Selfyn prit une petite pause pour tirer sur sa tigerette, et précisa que cette partie, racontée par la mère d’Ephrem, était connue également par les autres membres du Conseil.
— Un soir, reprit-il, alors qu’ils dormaient, Trud s’était réveillé en sursaut. Elle entendait, d’après ses dires, les pleurs d’un bébé.
— Il n’est pas né comme ça tout d’un coup quand même ? intervint Mélusine interloquée. Elle n’avait pas remarqué qu’elle était enceinte ?!
— Tu te trompes Mélusine, Ephrem n’est pas né de cette façon.
— Alors comment ? s’impatienta le jeune homme.
— J’y viens, répondit Selfyn en se penchant lui aussi en avant. Comme je le disais, Trud avait été réveillé par les pleures d’un bébé. Elle chercha d’abord dans le lit, mais il n’y avait rien. Elle chercha ensuite dans la maison, et encore une fois rien.
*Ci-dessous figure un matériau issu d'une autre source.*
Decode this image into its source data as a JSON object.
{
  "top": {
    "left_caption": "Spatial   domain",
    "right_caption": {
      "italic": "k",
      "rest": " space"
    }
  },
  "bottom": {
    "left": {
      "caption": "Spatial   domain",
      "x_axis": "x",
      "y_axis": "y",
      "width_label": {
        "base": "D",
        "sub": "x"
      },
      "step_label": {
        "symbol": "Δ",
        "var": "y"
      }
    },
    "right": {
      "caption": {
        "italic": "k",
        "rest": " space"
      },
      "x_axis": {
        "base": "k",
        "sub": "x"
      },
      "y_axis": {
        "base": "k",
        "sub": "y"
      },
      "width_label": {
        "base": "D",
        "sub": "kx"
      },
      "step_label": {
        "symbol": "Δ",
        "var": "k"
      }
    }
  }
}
Joch, qui avait un sommeil lourd, continuait à dormir. Quant à Trud, croyant finalement avoir rêvé, remontait déjà dans son lit, quand une nouvelle fois, elle entendit clairement les pleures d’un bébé. Cette fois elle réveilla son mari, qui l’assura qu’elle avait fait un mauvais rêve. S’en suivit une discussion dont je vous passerai les détails. Ce que nous devons retenir, c’est que le mari finit par suivre sa femme à l’extérieur de la maison, à la recherche d’un bébé.
Ephrem s’était penché au maximum, au point qu’un faux mouvement l’aurait sûrement fait basculer. Selfyn, de son côté, ne marquait plus aucune pause. Il déroulait son récit d’une voix égale, répétant presque mot pour mot ce que Trud lui avait confié autrefois.
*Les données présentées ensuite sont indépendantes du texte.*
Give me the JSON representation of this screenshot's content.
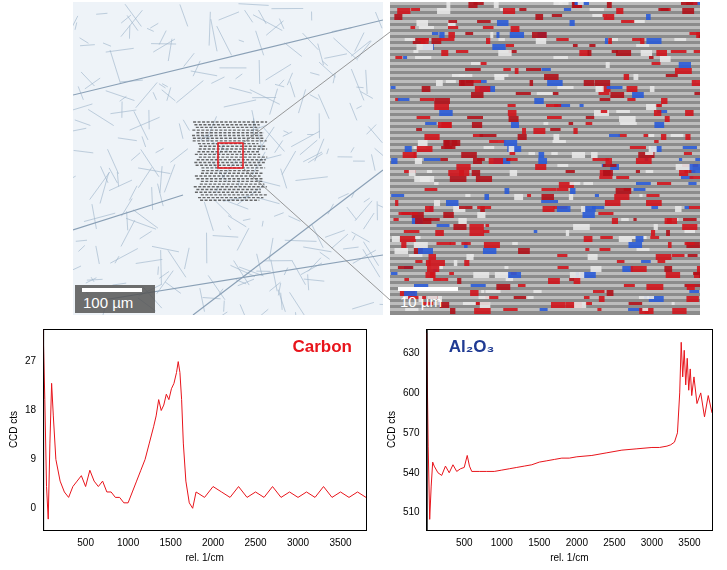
{
  "images": [
    {
      "scale_bar": "100 µm"
    },
    {
      "scale_bar": "10 µm"
    }
  ],
  "chart_data": [
    {
      "type": "line",
      "title": "Carbon",
      "x_label": "rel. 1/cm",
      "y_label": "CCD cts",
      "x": [
        0,
        20,
        40,
        60,
        80,
        100,
        120,
        150,
        200,
        250,
        300,
        350,
        400,
        450,
        500,
        550,
        600,
        650,
        700,
        750,
        800,
        850,
        900,
        950,
        1000,
        1050,
        1100,
        1150,
        1200,
        1250,
        1300,
        1330,
        1360,
        1390,
        1420,
        1450,
        1480,
        1510,
        1540,
        1570,
        1590,
        1610,
        1630,
        1650,
        1680,
        1720,
        1760,
        1800,
        1900,
        2000,
        2100,
        2200,
        2300,
        2400,
        2500,
        2600,
        2700,
        2800,
        2900,
        3000,
        3100,
        3200,
        3300,
        3400,
        3500,
        3600,
        3700,
        3800
      ],
      "series": [
        {
          "color": "#e8141b",
          "values": [
            33,
            20,
            4,
            -2,
            12,
            23,
            17,
            9,
            5,
            3,
            2,
            4,
            5,
            6,
            4,
            7,
            5,
            4,
            5,
            3,
            3,
            2,
            2,
            1,
            1,
            3,
            5,
            7,
            9,
            12,
            15,
            17,
            20,
            18,
            19,
            21,
            20,
            22,
            23,
            25,
            27,
            25,
            20,
            12,
            5,
            1,
            0,
            3,
            2,
            4,
            3,
            2,
            4,
            2,
            3,
            2,
            4,
            2,
            3,
            2,
            3,
            2,
            4,
            2,
            3,
            2,
            3,
            2
          ]
        }
      ],
      "xlim": [
        0,
        3800
      ],
      "xticks": [
        500,
        1000,
        1500,
        2000,
        2500,
        3000,
        3500
      ],
      "ylim": [
        -4,
        33
      ],
      "yticks": [
        0,
        9,
        18,
        27
      ],
      "grid": false
    },
    {
      "type": "line",
      "title": "Al₂O₃",
      "x_label": "rel. 1/cm",
      "y_label": "CCD cts",
      "x": [
        0,
        20,
        40,
        60,
        80,
        100,
        150,
        200,
        250,
        300,
        350,
        400,
        450,
        500,
        540,
        570,
        600,
        700,
        800,
        900,
        1000,
        1100,
        1200,
        1300,
        1400,
        1500,
        1600,
        1700,
        1800,
        1900,
        2000,
        2200,
        2400,
        2600,
        2800,
        3000,
        3100,
        3200,
        3250,
        3300,
        3340,
        3370,
        3390,
        3410,
        3430,
        3450,
        3470,
        3490,
        3510,
        3530,
        3560,
        3600,
        3650,
        3700,
        3750,
        3800
      ],
      "series": [
        {
          "color": "#e8141b",
          "values": [
            645,
            560,
            505,
            530,
            548,
            545,
            540,
            538,
            545,
            540,
            546,
            541,
            543,
            544,
            553,
            545,
            541,
            541,
            541,
            541,
            542,
            543,
            544,
            545,
            546,
            548,
            549,
            550,
            551,
            551,
            552,
            553,
            555,
            557,
            558,
            559,
            559,
            560,
            561,
            563,
            570,
            600,
            638,
            612,
            632,
            606,
            626,
            602,
            618,
            598,
            612,
            592,
            600,
            582,
            598,
            585
          ]
        }
      ],
      "xlim": [
        0,
        3800
      ],
      "xticks": [
        500,
        1000,
        1500,
        2000,
        2500,
        3000,
        3500
      ],
      "ylim": [
        497,
        648
      ],
      "yticks": [
        510,
        540,
        570,
        600,
        630
      ],
      "grid": false
    }
  ]
}
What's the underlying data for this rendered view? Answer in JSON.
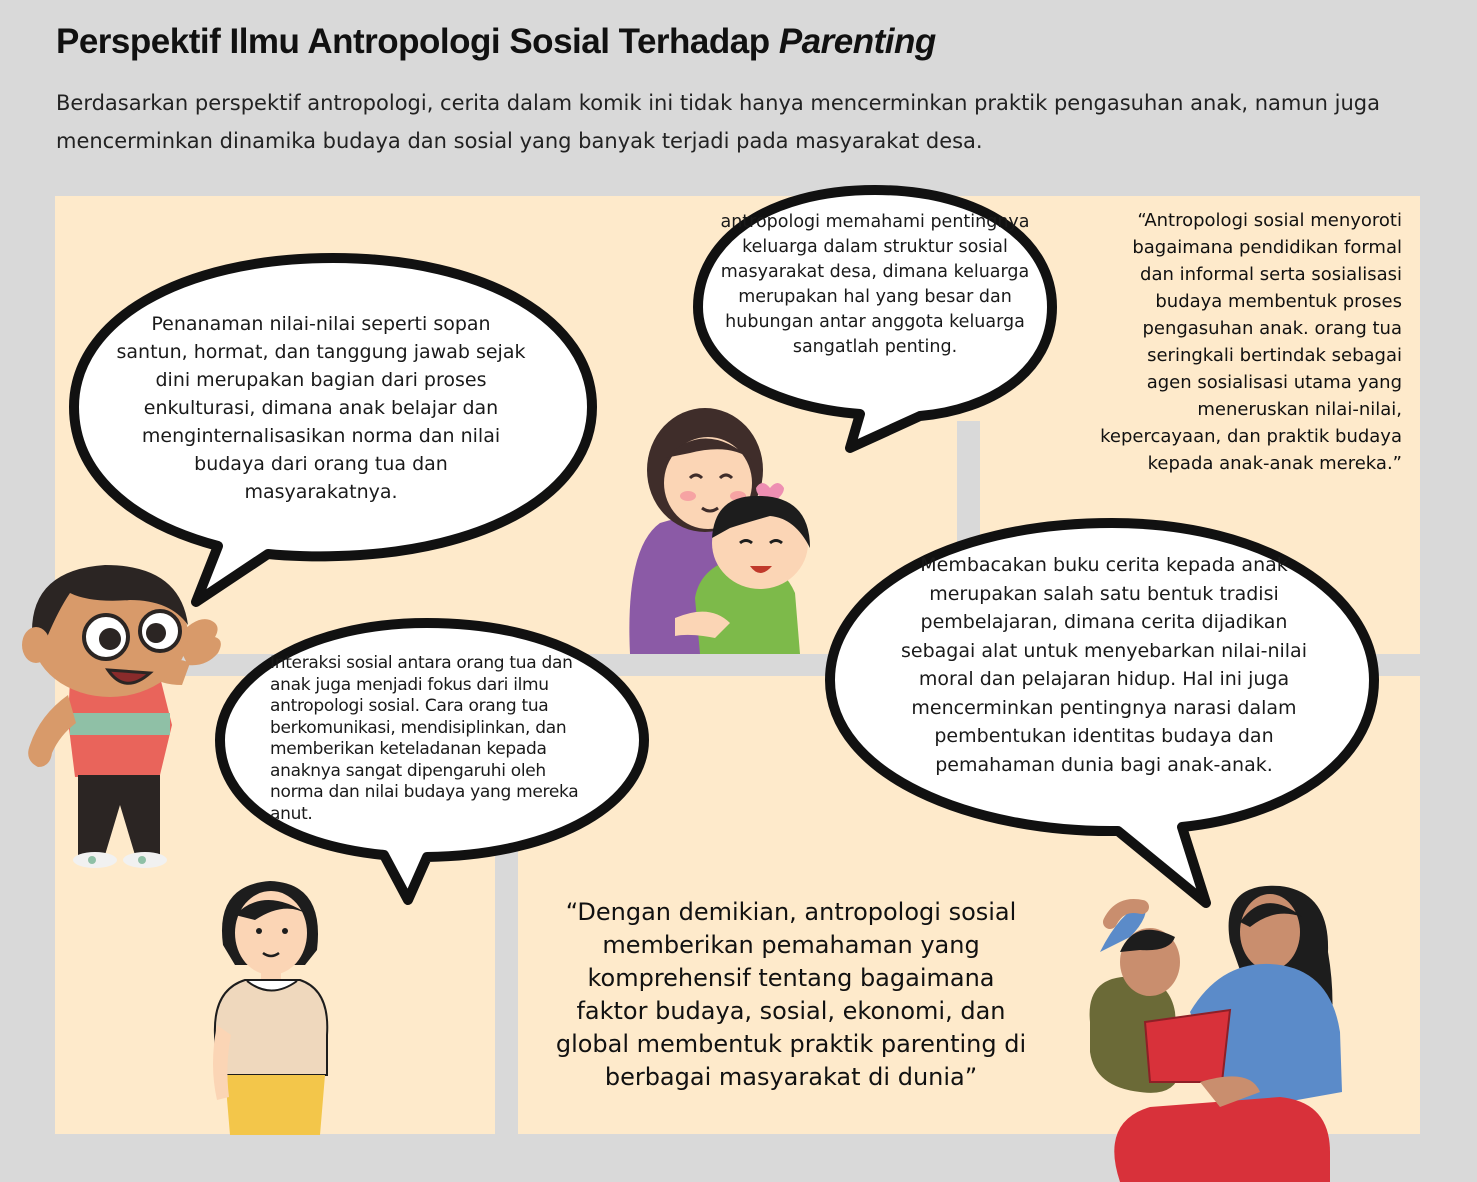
{
  "header": {
    "title_main": "Perspektif Ilmu Antropologi Sosial Terhadap ",
    "title_italic": "Parenting",
    "subtitle": "Berdasarkan perspektif antropologi, cerita dalam komik ini tidak hanya mencerminkan praktik pengasuhan anak, namun juga mencerminkan dinamika budaya dan sosial yang banyak terjadi pada masyarakat desa."
  },
  "bubbles": {
    "enkulturasi": "Penanaman nilai-nilai seperti sopan santun, hormat, dan tanggung jawab sejak dini merupakan bagian dari proses enkulturasi, dimana anak belajar dan menginternalisasikan norma dan nilai budaya dari orang tua dan masyarakatnya.",
    "keluarga": "antropologi memahami pentingnya keluarga dalam struktur sosial masyarakat desa, dimana keluarga merupakan hal yang besar dan hubungan antar anggota keluarga sangatlah penting.",
    "interaksi": "Interaksi sosial antara orang tua dan anak juga menjadi fokus dari ilmu antropologi sosial. Cara orang tua berkomunikasi, mendisiplinkan, dan memberikan keteladanan kepada anaknya sangat dipengaruhi oleh norma dan nilai budaya yang mereka anut.",
    "membacakan": "Membacakan buku cerita kepada anak merupakan salah satu bentuk tradisi pembelajaran, dimana cerita dijadikan sebagai alat untuk menyebarkan nilai-nilai moral dan pelajaran hidup. Hal ini juga mencerminkan pentingnya narasi dalam pembentukan identitas budaya dan pemahaman dunia bagi anak-anak."
  },
  "quotes": {
    "sosialisasi": "“Antropologi sosial menyoroti bagaimana pendidikan formal dan informal serta sosialisasi budaya membentuk proses pengasuhan anak. orang tua seringkali bertindak sebagai agen sosialisasi utama yang meneruskan nilai-nilai, kepercayaan, dan praktik budaya kepada anak-anak mereka.”",
    "kesimpulan": "“Dengan demikian, antropologi sosial memberikan pemahaman yang komprehensif tentang bagaimana faktor budaya, sosial, ekonomi, dan global membentuk praktik parenting di berbagai masyarakat di dunia”"
  },
  "colors": {
    "background": "#d9d9d9",
    "panel": "#feeacb",
    "bubble_fill": "#ffffff",
    "bubble_outline": "#111111"
  }
}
— Pour faire plaisir à sa femme plus que par conviction, Joch continuait à chercher un bébé dans les parages. Quand il en eut assez, il se tourna vers sa femme pour la ramener chez eux, mais elle était partie en direction du fleuve Basiliceus, qui se trouve à l’ouest du village de Luctès. Quand il la rattrapa, il fut étonné d’entendre lui aussi les pleures d’un bébé.
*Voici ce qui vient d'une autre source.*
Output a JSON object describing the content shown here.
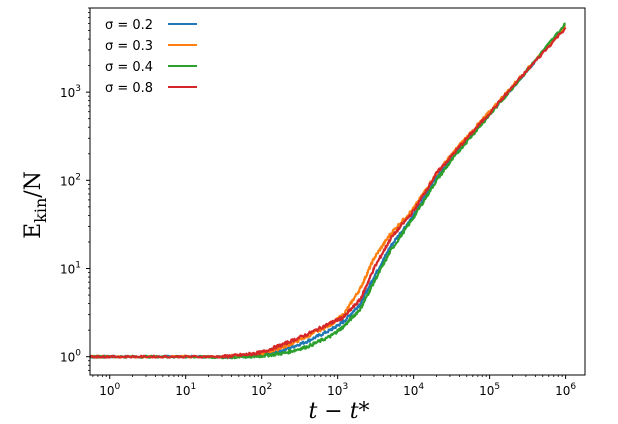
{
  "chart_data": {
    "type": "line",
    "title": "",
    "xlabel": "t − t*",
    "ylabel": "E_kin/N",
    "x_scale": "log",
    "y_scale": "log",
    "xlim": [
      0.55,
      1800000
    ],
    "ylim": [
      0.62,
      9000
    ],
    "x_ticks": [
      {
        "value": 1,
        "base": "10",
        "exp": "0"
      },
      {
        "value": 10,
        "base": "10",
        "exp": "1"
      },
      {
        "value": 100,
        "base": "10",
        "exp": "2"
      },
      {
        "value": 1000,
        "base": "10",
        "exp": "3"
      },
      {
        "value": 10000,
        "base": "10",
        "exp": "4"
      },
      {
        "value": 100000,
        "base": "10",
        "exp": "5"
      },
      {
        "value": 1000000,
        "base": "10",
        "exp": "6"
      }
    ],
    "y_ticks": [
      {
        "value": 1,
        "base": "10",
        "exp": "0"
      },
      {
        "value": 10,
        "base": "10",
        "exp": "1"
      },
      {
        "value": 100,
        "base": "10",
        "exp": "2"
      },
      {
        "value": 1000,
        "base": "10",
        "exp": "3"
      }
    ],
    "grid": false,
    "legend_position": "top-left",
    "series": [
      {
        "name": "σ = 0.2",
        "color": "#1f77b4",
        "x": [
          0.55,
          1,
          3,
          10,
          30,
          60,
          100,
          200,
          400,
          800,
          1200,
          2000,
          3000,
          5000,
          10000,
          20000,
          40000,
          100000,
          300000,
          1000000
        ],
        "y": [
          1.0,
          1.0,
          1.0,
          1.0,
          1.0,
          1.02,
          1.05,
          1.2,
          1.5,
          2.0,
          2.5,
          4.0,
          8.0,
          18,
          40,
          110,
          230,
          560,
          1700,
          5700
        ]
      },
      {
        "name": "σ = 0.3",
        "color": "#ff7f0e",
        "x": [
          0.55,
          1,
          3,
          10,
          30,
          60,
          100,
          200,
          400,
          800,
          1200,
          2000,
          3000,
          5000,
          10000,
          20000,
          40000,
          100000,
          300000,
          1000000
        ],
        "y": [
          1.0,
          1.0,
          1.0,
          1.0,
          1.0,
          1.03,
          1.08,
          1.3,
          1.7,
          2.3,
          3.0,
          6.0,
          13,
          25,
          48,
          120,
          250,
          600,
          1750,
          5600
        ]
      },
      {
        "name": "σ = 0.4",
        "color": "#2ca02c",
        "x": [
          0.55,
          1,
          3,
          10,
          30,
          60,
          100,
          200,
          400,
          800,
          1200,
          2000,
          3000,
          5000,
          10000,
          20000,
          40000,
          100000,
          300000,
          1000000
        ],
        "y": [
          1.0,
          1.0,
          1.0,
          1.0,
          0.98,
          1.0,
          1.02,
          1.1,
          1.3,
          1.7,
          2.2,
          3.5,
          7.0,
          16,
          38,
          100,
          220,
          550,
          1700,
          6000
        ]
      },
      {
        "name": "σ = 0.8",
        "color": "#d62728",
        "x": [
          0.55,
          1,
          3,
          10,
          30,
          60,
          100,
          200,
          400,
          800,
          1200,
          2000,
          3000,
          5000,
          10000,
          20000,
          40000,
          100000,
          300000,
          1000000
        ],
        "y": [
          1.0,
          1.0,
          1.0,
          1.0,
          1.0,
          1.05,
          1.12,
          1.4,
          1.8,
          2.4,
          2.8,
          4.5,
          10,
          22,
          45,
          120,
          240,
          580,
          1700,
          5400
        ]
      }
    ]
  }
}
Ephrem, dont le cœur battait de plus en plus vite, craignait de comprendre. Il était sans doute un bébé abandonné.
— Encore d’autre parent à retrouver, se dit-il en masquant sa peine.
— Alors, poursuivit Selfyn, il la laissa continuer ses recherches en la suivant de très près. Et c’est là, au bord du fleuve, qu’elle vit enfin ce qu’elle cherchait.
— C’est scandaleux ! s’emporta Mélusine en se levant. Quelqu’un aurait abandonné un bébé au bord d’un fleuve ? Les Humains sont vraiment horribles !
— Je n’ai pas terminé Mélusine ! gronda Selfyn. Oui, Trud et Joch ont trouvé un enfant au bord d’un fleuve. Pour te dire la vérité Ephrem, ils pensaient que tu étais un cadeau offert par une divinité !
— Comment ça, rétorqua Mélusine avec un sourire moqueur, un cadeau offert par une divinité ?
— Voilà sans aucun doute le moment le plus étrange de l’histoire, continua Selfyn sans relever les railleries de sa fille. La raison pour laquelle il pense que leur trésor est un fruit divin : Le nourrisson était emmailloté dans une épaisse brume de lumière ! Une brume aussi épaisse que de la laine de mouton, qui l’enveloppait comme de solides langes, et qui laissait s’échapper de la lumière.